Who Do You Want to be When You Grow Up?

Yesterday was a favourite day at our house. We celebrate All Hallow’s Eve (aka Halloween). Not because of the candy (but that is a lovely bonus), but rather because we love the sense of community that it honours. We live on a small street, a bit away from the hustle and bustle of our popular neighbourhood. So while we fill our bags, it’s not due to all the houses we see – it’s because of the connection we’ve built with our neighbours.

My kids went to a handful of houses and each person knew them, either by name or recognition. Most of our neighbours gave the kids small packages of candy and toys. With their name on it and everything. That meant a lot to all of us. With our bags full in just a block, we went home happy and excited.

Another reason to love All Hallows Eve is the dressing up. Of course. We all dress up in our home and make the costumes over the course of small snippets of time. We have some House Rules about costumes – can’t all be store bought, no weapons, and the final decision has to be fully chosen with 2 weeks to spare before October 31. That’s the hard part i think! So we all help make the costumes and get into the spirit.

My kids dress up on a regular basis, and love to role play. What i love is the opportunity to see the world through their eyes and some things they would like to be – whether when they grow up or in another version of their life. I also like to choose characters that i admire and would love to be in another reality.

When the night of collecting goodies was done, we got into the nitty gritty of our other tradition – looking over all the candy goodies. We have a tradition of having the Good Witch come to our place. She gets to receive the leftover candy so that she can help make Fairy Dust for the year.
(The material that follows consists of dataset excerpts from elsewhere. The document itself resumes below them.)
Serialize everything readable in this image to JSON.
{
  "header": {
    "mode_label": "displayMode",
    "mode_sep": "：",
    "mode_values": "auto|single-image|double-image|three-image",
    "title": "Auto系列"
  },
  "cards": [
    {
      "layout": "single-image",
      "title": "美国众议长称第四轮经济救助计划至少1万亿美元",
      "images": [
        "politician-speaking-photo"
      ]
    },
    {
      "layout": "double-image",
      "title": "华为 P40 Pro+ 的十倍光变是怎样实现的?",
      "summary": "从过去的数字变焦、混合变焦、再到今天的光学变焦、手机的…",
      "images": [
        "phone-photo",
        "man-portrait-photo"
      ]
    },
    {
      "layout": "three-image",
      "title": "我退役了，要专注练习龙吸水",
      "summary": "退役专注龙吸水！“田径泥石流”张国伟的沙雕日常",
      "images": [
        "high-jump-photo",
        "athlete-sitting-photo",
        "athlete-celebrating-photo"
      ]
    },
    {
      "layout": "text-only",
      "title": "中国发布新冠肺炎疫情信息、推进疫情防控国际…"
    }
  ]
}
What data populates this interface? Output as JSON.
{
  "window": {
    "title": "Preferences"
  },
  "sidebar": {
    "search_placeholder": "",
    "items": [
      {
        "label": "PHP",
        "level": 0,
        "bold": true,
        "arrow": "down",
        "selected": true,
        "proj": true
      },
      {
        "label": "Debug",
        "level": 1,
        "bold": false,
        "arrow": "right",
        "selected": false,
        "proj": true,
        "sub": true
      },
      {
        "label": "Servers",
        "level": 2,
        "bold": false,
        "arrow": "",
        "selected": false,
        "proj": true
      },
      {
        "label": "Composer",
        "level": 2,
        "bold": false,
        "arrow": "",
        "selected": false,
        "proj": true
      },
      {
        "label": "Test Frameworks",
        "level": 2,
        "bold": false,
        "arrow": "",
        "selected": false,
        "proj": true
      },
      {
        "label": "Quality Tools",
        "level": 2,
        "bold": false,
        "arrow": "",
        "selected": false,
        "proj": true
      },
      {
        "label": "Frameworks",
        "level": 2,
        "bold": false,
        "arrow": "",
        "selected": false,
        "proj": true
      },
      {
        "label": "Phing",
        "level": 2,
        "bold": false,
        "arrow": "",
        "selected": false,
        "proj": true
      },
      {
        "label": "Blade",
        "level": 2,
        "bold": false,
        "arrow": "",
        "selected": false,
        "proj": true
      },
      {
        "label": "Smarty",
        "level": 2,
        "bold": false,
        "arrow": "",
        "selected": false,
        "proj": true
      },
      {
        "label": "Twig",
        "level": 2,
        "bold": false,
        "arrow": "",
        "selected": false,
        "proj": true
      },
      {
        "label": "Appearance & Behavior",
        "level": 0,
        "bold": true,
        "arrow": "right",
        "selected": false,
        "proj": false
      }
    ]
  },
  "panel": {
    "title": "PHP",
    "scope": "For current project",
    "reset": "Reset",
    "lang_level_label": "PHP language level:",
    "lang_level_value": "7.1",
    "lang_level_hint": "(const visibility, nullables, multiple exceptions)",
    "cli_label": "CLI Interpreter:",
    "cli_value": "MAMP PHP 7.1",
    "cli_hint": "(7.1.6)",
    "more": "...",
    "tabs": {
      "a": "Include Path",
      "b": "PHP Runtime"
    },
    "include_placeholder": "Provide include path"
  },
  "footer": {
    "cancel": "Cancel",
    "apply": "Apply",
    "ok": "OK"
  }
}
She thanks our kids with a present the next morning. This year, the decisions of what candy to keep were painstakingly hard. I had to hold back a few times to not prompt my kids to PICK MORE CHOCOLATE. They are into lollipops and fruit candies but i think they have no idea that they missed the abundance of wee chocolate bars that were sitting right there.

It’s a good lesson for all of us – my kids got to pick things they were excited about, do some math to count how much they get to keep, and i got to learn to breathe in breathe out. We want to give them some choice and also learn to make some critical decision-making choices, even if that means more chocolate to give away to the Good Witch (ahem, me and their dad).

I guess that’s a win-win in the end, anyway right?